123: “The most general implication is that a culture is constantly in process of being recreated as it is interpreted and renegotiated by its members. In this view, a culture is as much a forum for negotiating meaning and for explicating action as it is a set of rules or specifications for action. Indeed, every culture maintains specialized institutions or occasions for intensifying this “forum-like” feature.
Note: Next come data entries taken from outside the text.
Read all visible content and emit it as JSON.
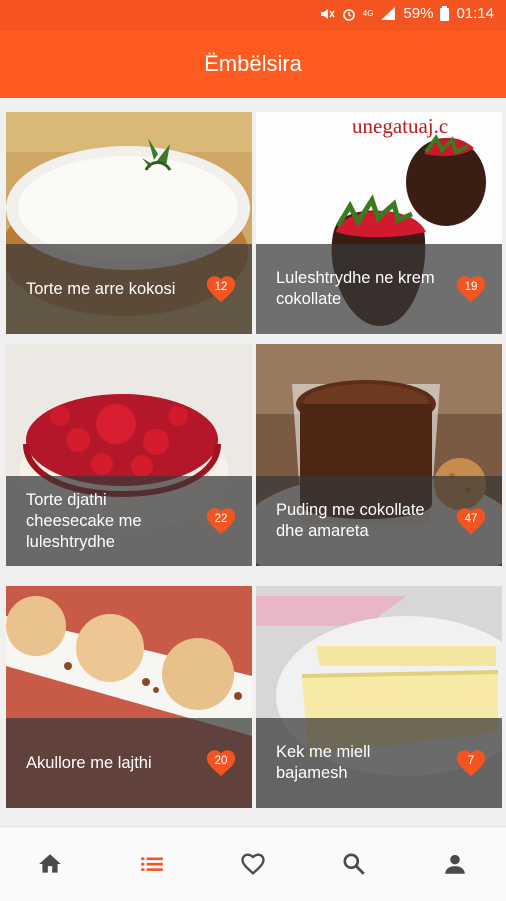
{
  "status_bar": {
    "network": "4G",
    "battery": "59%",
    "time": "01:14"
  },
  "app_bar": {
    "title": "Ëmbëlsira"
  },
  "recipes": [
    {
      "title": "Torte me arre kokosi",
      "likes": "12"
    },
    {
      "title": "Luleshtrydhe ne krem cokollate",
      "likes": "19",
      "watermark": "unegatuaj.c"
    },
    {
      "title": "Torte djathi cheesecake me luleshtrydhe",
      "likes": "22"
    },
    {
      "title": "Puding me cokollate dhe amareta",
      "likes": "47"
    },
    {
      "title": "Akullore me lajthi",
      "likes": "20"
    },
    {
      "title": "Kek me miell bajamesh",
      "likes": "7"
    }
  ],
  "bottom_nav": {
    "items": [
      {
        "icon": "home-icon",
        "active": false
      },
      {
        "icon": "list-icon",
        "active": true
      },
      {
        "icon": "heart-outline-icon",
        "active": false
      },
      {
        "icon": "search-icon",
        "active": false
      },
      {
        "icon": "person-icon",
        "active": false
      }
    ],
    "active_color": "#f4541f",
    "inactive_color": "#4a4a4a"
  },
  "colors": {
    "primary": "#ff5b20",
    "status": "#f4541f",
    "badge": "#f4541f"
  }
}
Storytelling, theater, science, even jurisprudence are all techniques for intensifying this function—ways of exploring possible worlds out of the context of immediate need. Education is (or should be) one of the principal forums for performing this function—though it is often timid in doing so. It is the forum aspect of a culture that gives its participants a role in constantly making and remaking the culture…”
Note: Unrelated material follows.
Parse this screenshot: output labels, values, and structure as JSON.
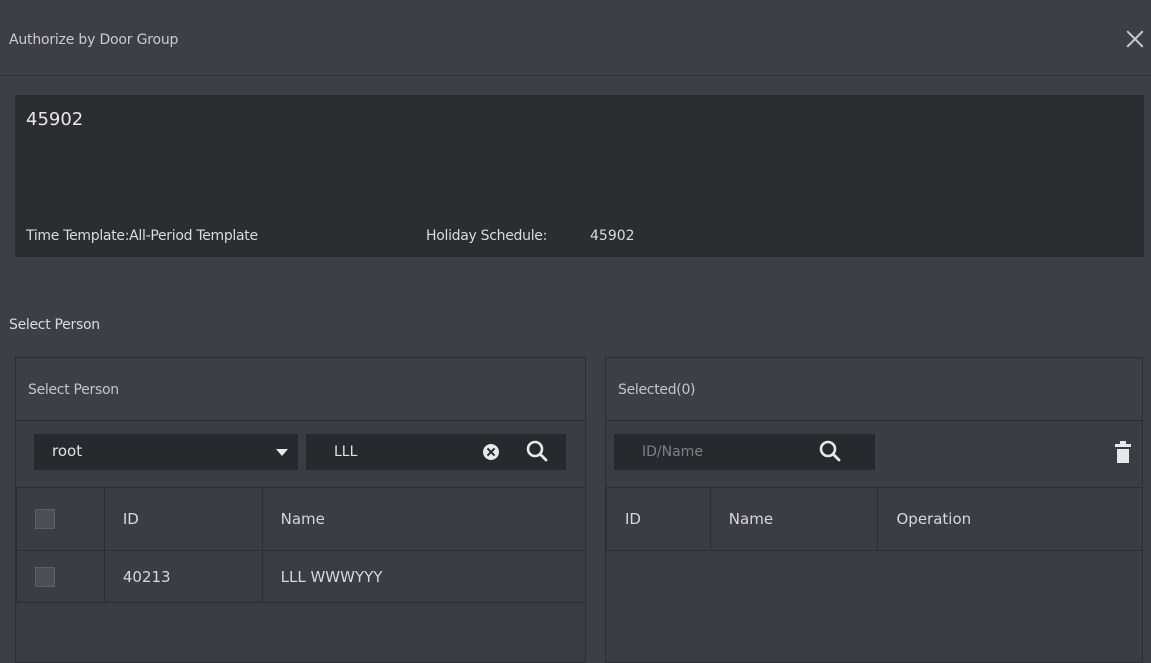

Bern Le Hunte and Jan A. Golembiewski. “Stories Have the Power to Save Us: A Neurological Framework for the Imperative to Tell Stories.” Arts and Social Sciences Journal 5.2 (2014) 73-76.

73: “The claim that stories have the power to save us is audacious, yet it is one that can be validated by neuroscience. This article demonstrates that the brain is hard-wired to process stories in a most fundamental way, indicating the evolutionary priority that storytelling has had in human development, and the importance it has in forging a future humanity.”

Edmund Wilson. “On Free Will and How the Brain is Like a Colony of Ants.” Harper’s September 2014, 49-52.

51: “The final reason for optimism is the human necessity for confabulation, which offers more evidence of a material basis to consciousness. Our minds consist of storytelling.”

Jonathan Gottschalk. The Storytelling Animal: How Stories Make Us Human. Boston: Mariner Books, 2012.

58: “The psychologist and novelist Keith Oakley calls stories the flight simulators of human social life.”

Mark Turner. The Literary Mind: The Origins of Thought and Language. Oxford: 1996.

4-5:  “narrative imagining—story—is the fundamental instrument of thought. Rational capacities depend upon it. It is our chief means of looking into the future, of predicting, of planning, and of explaining. It is a literary capacity indispensable to human cognition generally. This is the first way in which the mind is essentially literary.”